Ces principes et les règles éthiques ci-après engagent chaque journaliste, quelles que soient sa fonction, sa responsabilité au sein de la chaîne éditoriale et la forme de presse dans laquelle il exerce. Cependant, la responsabilité du journaliste ne peut être confondue avec celle de l'éditeur, ni dispenser ce dernier de ses propres obligations.

Le journalisme consiste à rechercher, vérifier, situer dans son contexte, hiérarchiser, mettre en forme, commenter et publier une information de qualité ; il ne peut se confondre avec la communication. Son exercice demande du temps et des moyens, quel que soit le support. Il ne peut y avoir de respect des règles déontologiques sans mise en oeuvre des conditions d'exercice qu'elles nécessitent.

La notion d'urgence dans la diffusion d'une information ou d'exclusivité ne doit pas l'emporter sur le sérieux de l'enquête et la vérification des sources. La sécurité matérielle et morale est la base de l'indépendance du journaliste. Elle doit être assurée, quel que soit le contrat de travail qui le lie à l'entreprise.

L'exercice du métier à la pige bénéficie des mêmes garanties que celles dont disposent les journalistes mensualisés. Le journaliste ne peut être contraint à accomplir un acte ou exprimer une opinion contraire à sa conviction ou sa conscience professionnelle, ni aux principes et règles de cette charte.

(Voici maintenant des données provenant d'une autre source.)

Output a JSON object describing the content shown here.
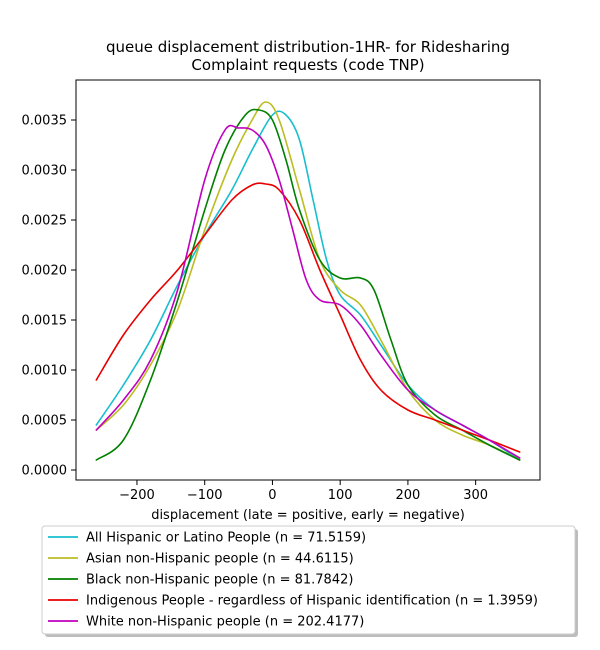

Le journaliste accomplit tous les actes de sa profession (enquête, investigations, prise d'images et de sons, etc.) librement, a accès à toutes les sources d'information concernant les faits qui conditionnent la vie publique et voit la protection du secret de ses sources garantie.

C'est dans ces conditions qu'un journaliste digne de ce nom :


• Prend la responsabilité de toutes ses productions professionnelles, mêmes anonymes


• Respecte la dignité des personnes et la présomption d'innocence


• Tient l'esprit critique, la véracité, l'exactitude, l'intégrité, l'équité, l'impartialité, pour les piliers de l'action journalistique ; tient l'accusation sans preuve, l'intention de nuire, l'altération des documents, la déformation des faits, le détournement d'images, le mensonge, la manipulation, la censure et l'autocensure, la non vérification des faits, pour les plus graves dérives professionnelles


• Exerce la plus grande vigilance avant de diffuser des informations d'où qu'elles viennent


• Dispose d'un droit de suite, qui est aussi un devoir, sur les informations qu'il diffuse et fait en sorte de rectifier rapidement toute information diffusée qui se révèlerait inexacte


• N'accepte en matière de déontologie et d'honneur professionnel que la juridiction de ses pairs ; répond devant la justice des délits prévus par la loi


• Défend la liberté d'expression, d'opinion, de l'information, du commentaire et de la critique


• Proscrit tout moyen déloyal et vénal pour obtenir une information. Dans le cas où sa sécurité, celle de ses sources ou la gravité des faits l'obligent à taire sa qualité de journaliste, il prévient sa hiérarchie et en donne dès que possible explication au public


• Ne touche pas d'argent dans un service public, une institution ou une entreprise privée où sa qualité de journaliste, ses influences, ses relations seraient susceptibles d'être exploitées


• N'use pas de la liberté de la presse dans une intention intéressée


• Refuse et combat, comme contraire à son éthique professionnelle, toute confusion entre journalisme et communication


• Cite les confrères dont il utilise le travail, ne commet aucun plagiat


• Ne sollicite pas la place d'un confrère en offrant de travailler à des conditions inférieures


• Garde le secret professionnel et protège les sources de ses informations


• Ne confond pas son rôle avec celui du policier ou du juge.